Quiet, unimpeded operation adds additional quality to the student’s studying and living conditions. Broz notes that the extremely low-audible output of the Rebel units goes unnoticed by students. “The Rebel units are very quiet due to the inverter compressor technology,” he says.
Intelligent Equipment® remotely benchmarks performance and operation for 24/7 control.
Energy savings are significant given reduced natural gas consumption with less reliance on the chiller plants that serve the complex, as well as the reduced electrical consumption of the Rebels versus existing rooftops. Notably, the ERW technology on the Rebels (which heats up outside air) provides significant energy savings especially during Minnesota’s cold winter months.
“In the winter, we’ll use Intelligent Equipment to look at the energy side to optimize use of the energy wheels, instead of using building heat, especially as it relates to the restrooms and showers. In the summer, we use Intelligent Equipment to see if we’re doing an effective job of keeping the dewpoint and humidity at low levels,” Broz said.
Broz values the level of detail available on Intelligent Equipment and primarily accesses the solution from his laptop at the office, with the option to access on his smartphone.
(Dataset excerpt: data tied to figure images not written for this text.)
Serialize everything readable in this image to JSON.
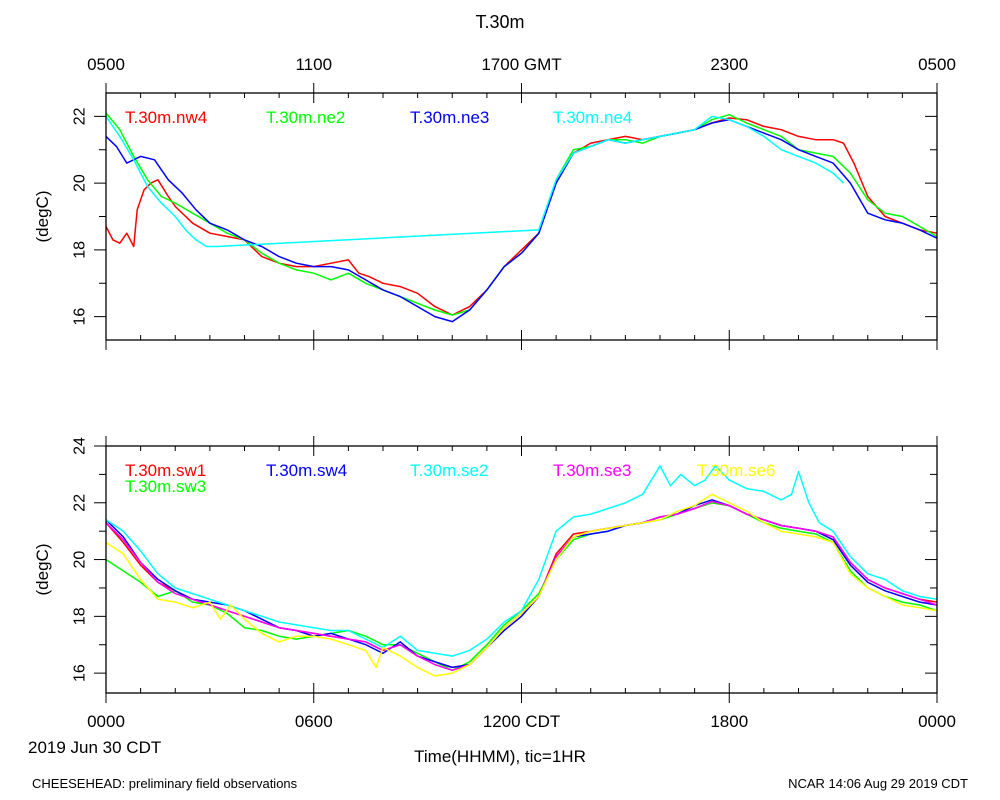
{
  "title": "T.30m",
  "x_title": "Time(HHMM), tic=1HR",
  "date_label": "2019 Jun 30 CDT",
  "footer_left": "CHEESEHEAD: preliminary field observations",
  "footer_right": "NCAR 14:06 Aug 29 2019 CDT",
  "top_axis_labels": [
    "0500",
    "1100",
    "1700 GMT",
    "2300",
    "0500"
  ],
  "bottom_axis_labels": [
    "0000",
    "0600",
    "1200 CDT",
    "1800",
    "0000"
  ],
  "chart_data": [
    {
      "type": "line",
      "panel": "top",
      "ylabel": "(degC)",
      "xlim": [
        0,
        24
      ],
      "ylim": [
        15.3,
        22.7
      ],
      "yticks": [
        16,
        18,
        20,
        22
      ],
      "series": [
        {
          "name": "T.30m.nw4",
          "color": "#ff0000",
          "x": [
            0,
            0.2,
            0.4,
            0.6,
            0.8,
            0.9,
            1.1,
            1.3,
            1.5,
            1.8,
            2.0,
            2.5,
            3.0,
            3.5,
            4.0,
            4.5,
            5.0,
            5.5,
            6.0,
            6.5,
            7.0,
            7.3,
            7.6,
            8.0,
            8.5,
            9.0,
            9.5,
            10.0,
            10.5,
            11.0,
            11.5,
            12.0,
            12.5,
            13.0,
            13.5,
            14.0,
            14.5,
            15.0,
            15.5,
            16.0,
            16.5,
            17.0,
            17.5,
            18.0,
            18.5,
            19.0,
            19.5,
            20.0,
            20.5,
            21.0,
            21.3,
            21.6,
            22.0,
            22.5,
            23.0,
            23.5,
            24.0
          ],
          "y": [
            18.7,
            18.3,
            18.2,
            18.5,
            18.1,
            19.2,
            19.8,
            20.0,
            20.1,
            19.6,
            19.3,
            18.8,
            18.5,
            18.4,
            18.3,
            17.8,
            17.6,
            17.5,
            17.5,
            17.6,
            17.7,
            17.3,
            17.2,
            17.0,
            16.9,
            16.7,
            16.3,
            16.05,
            16.3,
            16.8,
            17.5,
            18.0,
            18.5,
            20.0,
            20.9,
            21.2,
            21.3,
            21.4,
            21.3,
            21.4,
            21.5,
            21.6,
            21.8,
            21.95,
            21.9,
            21.7,
            21.6,
            21.4,
            21.3,
            21.3,
            21.2,
            20.6,
            19.6,
            19.0,
            18.8,
            18.6,
            18.5
          ]
        },
        {
          "name": "T.30m.ne2",
          "color": "#00ff00",
          "x": [
            0,
            0.4,
            0.8,
            1.2,
            1.6,
            2.0,
            2.5,
            3.0,
            3.5,
            4.0,
            4.5,
            5.0,
            5.5,
            6.0,
            6.5,
            7.0,
            7.5,
            8.0,
            8.5,
            9.0,
            9.5,
            10.0,
            10.5,
            11.0,
            11.5,
            12.0,
            12.5,
            13.0,
            13.5,
            14.0,
            14.5,
            15.0,
            15.5,
            16.0,
            16.5,
            17.0,
            17.5,
            18.0,
            18.5,
            19.0,
            19.5,
            20.0,
            20.5,
            21.0,
            21.5,
            22.0,
            22.5,
            23.0,
            23.5,
            24.0
          ],
          "y": [
            22.1,
            21.6,
            20.8,
            20.1,
            19.6,
            19.4,
            19.1,
            18.8,
            18.5,
            18.3,
            17.9,
            17.6,
            17.4,
            17.3,
            17.1,
            17.3,
            17.0,
            16.8,
            16.6,
            16.4,
            16.2,
            16.05,
            16.2,
            16.8,
            17.5,
            17.9,
            18.5,
            20.1,
            21.0,
            21.1,
            21.3,
            21.3,
            21.2,
            21.4,
            21.5,
            21.6,
            21.9,
            22.05,
            21.8,
            21.6,
            21.4,
            21.0,
            20.9,
            20.8,
            20.3,
            19.5,
            19.1,
            19.0,
            18.7,
            18.4
          ]
        },
        {
          "name": "T.30m.ne3",
          "color": "#0000ff",
          "x": [
            0,
            0.3,
            0.6,
            1.0,
            1.4,
            1.8,
            2.2,
            2.6,
            3.0,
            3.5,
            4.0,
            4.5,
            5.0,
            5.5,
            6.0,
            6.5,
            7.0,
            7.5,
            8.0,
            8.5,
            9.0,
            9.5,
            10.0,
            10.5,
            11.0,
            11.5,
            12.0,
            12.5,
            13.0,
            13.5,
            14.0,
            14.5,
            15.0,
            15.5,
            16.0,
            16.5,
            17.0,
            17.5,
            18.0,
            18.5,
            19.0,
            19.5,
            20.0,
            20.5,
            21.0,
            21.5,
            22.0,
            22.5,
            23.0,
            23.5,
            24.0
          ],
          "y": [
            21.4,
            21.1,
            20.6,
            20.8,
            20.7,
            20.1,
            19.7,
            19.2,
            18.8,
            18.6,
            18.3,
            18.1,
            17.8,
            17.6,
            17.5,
            17.5,
            17.4,
            17.1,
            16.8,
            16.6,
            16.3,
            16.0,
            15.85,
            16.2,
            16.8,
            17.5,
            17.9,
            18.5,
            20.0,
            20.9,
            21.1,
            21.3,
            21.2,
            21.3,
            21.4,
            21.5,
            21.6,
            21.8,
            21.9,
            21.7,
            21.5,
            21.3,
            21.0,
            20.8,
            20.6,
            20.0,
            19.1,
            18.9,
            18.8,
            18.6,
            18.35
          ]
        },
        {
          "name": "T.30m.ne4",
          "color": "#00ffff",
          "x": [
            0,
            0.4,
            0.8,
            1.2,
            1.6,
            2.0,
            2.3,
            2.6,
            2.9,
            3.2,
            12.5,
            13.0,
            13.5,
            14.0,
            14.5,
            15.0,
            15.5,
            16.0,
            16.5,
            17.0,
            17.5,
            18.0,
            18.5,
            19.0,
            19.5,
            20.0,
            20.5,
            21.0,
            21.3
          ],
          "y": [
            22.0,
            21.4,
            20.7,
            19.9,
            19.4,
            19.0,
            18.6,
            18.3,
            18.1,
            18.1,
            18.6,
            20.1,
            20.9,
            21.1,
            21.3,
            21.2,
            21.3,
            21.4,
            21.5,
            21.6,
            22.0,
            21.9,
            21.7,
            21.4,
            21.0,
            20.8,
            20.6,
            20.3,
            20.0
          ]
        }
      ]
    },
    {
      "type": "line",
      "panel": "bottom",
      "ylabel": "(degC)",
      "xlim": [
        0,
        24
      ],
      "ylim": [
        15.3,
        24.0
      ],
      "yticks": [
        16,
        18,
        20,
        22,
        24
      ],
      "series": [
        {
          "name": "T.30m.sw1",
          "color": "#ff0000",
          "x": [
            0,
            0.5,
            1.0,
            1.5,
            2.0,
            2.5,
            3.0,
            3.5,
            4.0,
            4.5,
            5.0,
            5.5,
            6.0,
            6.5,
            7.0,
            7.5,
            8.0,
            8.5,
            9.0,
            9.5,
            10.0,
            10.5,
            11.0,
            11.5,
            12.0,
            12.5,
            13.0,
            13.5,
            14.0,
            14.5,
            15.0,
            15.5,
            16.0,
            16.5,
            17.0,
            17.5,
            18.0,
            18.5,
            19.0,
            19.5,
            20.0,
            20.5,
            21.0,
            21.5,
            22.0,
            22.5,
            23.0,
            23.5,
            24.0
          ],
          "y": [
            21.3,
            20.6,
            19.8,
            19.2,
            18.9,
            18.6,
            18.4,
            18.2,
            18.0,
            17.8,
            17.6,
            17.5,
            17.4,
            17.3,
            17.2,
            17.1,
            16.8,
            17.0,
            16.6,
            16.4,
            16.2,
            16.3,
            16.9,
            17.6,
            18.1,
            18.7,
            20.2,
            20.9,
            21.0,
            21.1,
            21.2,
            21.3,
            21.5,
            21.6,
            21.8,
            22.0,
            21.9,
            21.6,
            21.4,
            21.2,
            21.1,
            21.0,
            20.8,
            19.9,
            19.3,
            19.0,
            18.8,
            18.6,
            18.5
          ]
        },
        {
          "name": "T.30m.sw3",
          "color": "#00ff00",
          "x": [
            0,
            0.5,
            1.0,
            1.5,
            2.0,
            2.5,
            3.0,
            3.5,
            4.0,
            4.5,
            5.0,
            5.5,
            6.0,
            6.5,
            7.0,
            7.5,
            8.0,
            8.5,
            9.0,
            9.5,
            10.0,
            10.5,
            11.0,
            11.5,
            12.0,
            12.5,
            13.0,
            13.5,
            14.0,
            14.5,
            15.0,
            15.5,
            16.0,
            16.5,
            17.0,
            17.5,
            18.0,
            18.5,
            19.0,
            19.5,
            20.0,
            20.5,
            21.0,
            21.5,
            22.0,
            22.5,
            23.0,
            23.5,
            24.0
          ],
          "y": [
            20.0,
            19.6,
            19.2,
            18.7,
            18.9,
            18.5,
            18.4,
            18.1,
            17.6,
            17.5,
            17.3,
            17.2,
            17.3,
            17.4,
            17.5,
            17.3,
            17.0,
            17.0,
            16.7,
            16.4,
            16.1,
            16.4,
            17.0,
            17.7,
            18.2,
            18.8,
            20.0,
            20.7,
            20.9,
            21.0,
            21.2,
            21.3,
            21.4,
            21.6,
            21.8,
            22.0,
            21.9,
            21.6,
            21.3,
            21.1,
            21.0,
            20.9,
            20.6,
            19.6,
            19.0,
            18.7,
            18.5,
            18.4,
            18.2
          ]
        },
        {
          "name": "T.30m.sw4",
          "color": "#0000ff",
          "x": [
            0,
            0.5,
            1.0,
            1.5,
            2.0,
            2.5,
            3.0,
            3.5,
            4.0,
            4.5,
            5.0,
            5.5,
            6.0,
            6.5,
            7.0,
            7.5,
            8.0,
            8.5,
            9.0,
            9.5,
            10.0,
            10.5,
            11.0,
            11.5,
            12.0,
            12.5,
            13.0,
            13.5,
            14.0,
            14.5,
            15.0,
            15.5,
            16.0,
            16.5,
            17.0,
            17.5,
            18.0,
            18.5,
            19.0,
            19.5,
            20.0,
            20.5,
            21.0,
            21.5,
            22.0,
            22.5,
            23.0,
            23.5,
            24.0
          ],
          "y": [
            21.4,
            20.8,
            19.9,
            19.3,
            18.9,
            18.6,
            18.5,
            18.4,
            18.2,
            17.9,
            17.6,
            17.5,
            17.3,
            17.4,
            17.2,
            17.0,
            16.7,
            17.1,
            16.6,
            16.4,
            16.2,
            16.3,
            16.9,
            17.5,
            18.0,
            18.7,
            20.1,
            20.8,
            20.9,
            21.0,
            21.2,
            21.3,
            21.5,
            21.6,
            21.9,
            22.1,
            21.9,
            21.6,
            21.4,
            21.2,
            21.1,
            21.0,
            20.7,
            19.8,
            19.2,
            18.9,
            18.7,
            18.5,
            18.4
          ]
        },
        {
          "name": "T.30m.se2",
          "color": "#00ffff",
          "x": [
            0,
            0.5,
            1.0,
            1.5,
            2.0,
            2.5,
            3.0,
            3.5,
            4.0,
            4.5,
            5.0,
            5.5,
            6.0,
            6.5,
            7.0,
            7.5,
            8.0,
            8.5,
            9.0,
            9.5,
            10.0,
            10.5,
            11.0,
            11.5,
            12.0,
            12.5,
            13.0,
            13.5,
            14.0,
            14.5,
            15.0,
            15.5,
            16.0,
            16.3,
            16.6,
            17.0,
            17.3,
            17.6,
            18.0,
            18.5,
            19.0,
            19.5,
            19.8,
            20.0,
            20.3,
            20.6,
            21.0,
            21.5,
            22.0,
            22.5,
            23.0,
            23.5,
            24.0
          ],
          "y": [
            21.4,
            21.0,
            20.3,
            19.5,
            19.0,
            18.8,
            18.6,
            18.4,
            18.2,
            18.0,
            17.8,
            17.7,
            17.6,
            17.5,
            17.5,
            17.2,
            16.9,
            17.3,
            16.8,
            16.7,
            16.6,
            16.8,
            17.2,
            17.8,
            18.2,
            19.3,
            21.0,
            21.5,
            21.6,
            21.8,
            22.0,
            22.3,
            23.3,
            22.6,
            23.0,
            22.6,
            22.8,
            23.3,
            22.8,
            22.5,
            22.4,
            22.1,
            22.3,
            23.1,
            22.0,
            21.3,
            21.0,
            20.1,
            19.5,
            19.3,
            18.9,
            18.7,
            18.6
          ]
        },
        {
          "name": "T.30m.se3",
          "color": "#ff00ff",
          "x": [
            0,
            0.5,
            1.0,
            1.5,
            2.0,
            2.5,
            3.0,
            3.5,
            4.0,
            4.5,
            5.0,
            5.5,
            6.0,
            6.5,
            7.0,
            7.5,
            8.0,
            8.5,
            9.0,
            9.5,
            10.0,
            10.5,
            11.0,
            11.5,
            12.0,
            12.5,
            13.0,
            13.5,
            14.0,
            14.5,
            15.0,
            15.5,
            16.0,
            16.5,
            17.0,
            17.5,
            18.0,
            18.5,
            19.0,
            19.5,
            20.0,
            20.5,
            21.0,
            21.5,
            22.0,
            22.5,
            23.0,
            23.5,
            24.0
          ],
          "y": [
            21.3,
            20.7,
            19.9,
            19.2,
            18.8,
            18.6,
            18.4,
            18.2,
            18.0,
            17.8,
            17.6,
            17.5,
            17.4,
            17.3,
            17.2,
            17.1,
            16.8,
            17.0,
            16.6,
            16.3,
            16.1,
            16.3,
            16.9,
            17.6,
            18.1,
            18.7,
            20.1,
            20.8,
            21.0,
            21.1,
            21.2,
            21.3,
            21.5,
            21.6,
            21.8,
            22.05,
            21.9,
            21.6,
            21.4,
            21.2,
            21.1,
            21.0,
            20.8,
            19.9,
            19.3,
            19.0,
            18.8,
            18.6,
            18.4
          ]
        },
        {
          "name": "T.30m.se6",
          "color": "#ffff00",
          "x": [
            0,
            0.5,
            1.0,
            1.5,
            2.0,
            2.5,
            3.0,
            3.3,
            3.6,
            4.0,
            4.5,
            5.0,
            5.5,
            6.0,
            6.5,
            7.0,
            7.5,
            7.8,
            8.0,
            8.5,
            9.0,
            9.5,
            10.0,
            10.5,
            11.0,
            11.5,
            12.0,
            12.5,
            13.0,
            13.5,
            14.0,
            14.5,
            15.0,
            15.5,
            16.0,
            16.5,
            17.0,
            17.5,
            18.0,
            18.5,
            19.0,
            19.5,
            20.0,
            20.5,
            21.0,
            21.5,
            22.0,
            22.5,
            23.0,
            23.5,
            24.0
          ],
          "y": [
            20.6,
            20.2,
            19.3,
            18.6,
            18.5,
            18.3,
            18.5,
            17.9,
            18.4,
            17.9,
            17.4,
            17.1,
            17.3,
            17.3,
            17.2,
            17.0,
            16.8,
            16.2,
            16.9,
            16.6,
            16.2,
            15.9,
            16.0,
            16.3,
            16.9,
            17.6,
            18.1,
            18.7,
            20.0,
            20.8,
            21.0,
            21.1,
            21.2,
            21.3,
            21.4,
            21.7,
            21.9,
            22.3,
            22.0,
            21.7,
            21.3,
            21.0,
            20.9,
            20.8,
            20.6,
            19.5,
            19.0,
            18.7,
            18.4,
            18.3,
            18.2
          ]
        }
      ]
    }
  ]
}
He recommends Daikin for not only HVAC equipment, but also service solutions, adding, “The Daikin Service Group crew is very good and we appreciate that they call to make sure the equipment is running well.”
In addition to the existing three Rebel units, Bethel University recently received delivery of a 4-ton Rebel rooftop unit to serve its new, state-of-the-art Wellness Center that houses its fitness center and exercise science program, opening fall 2015.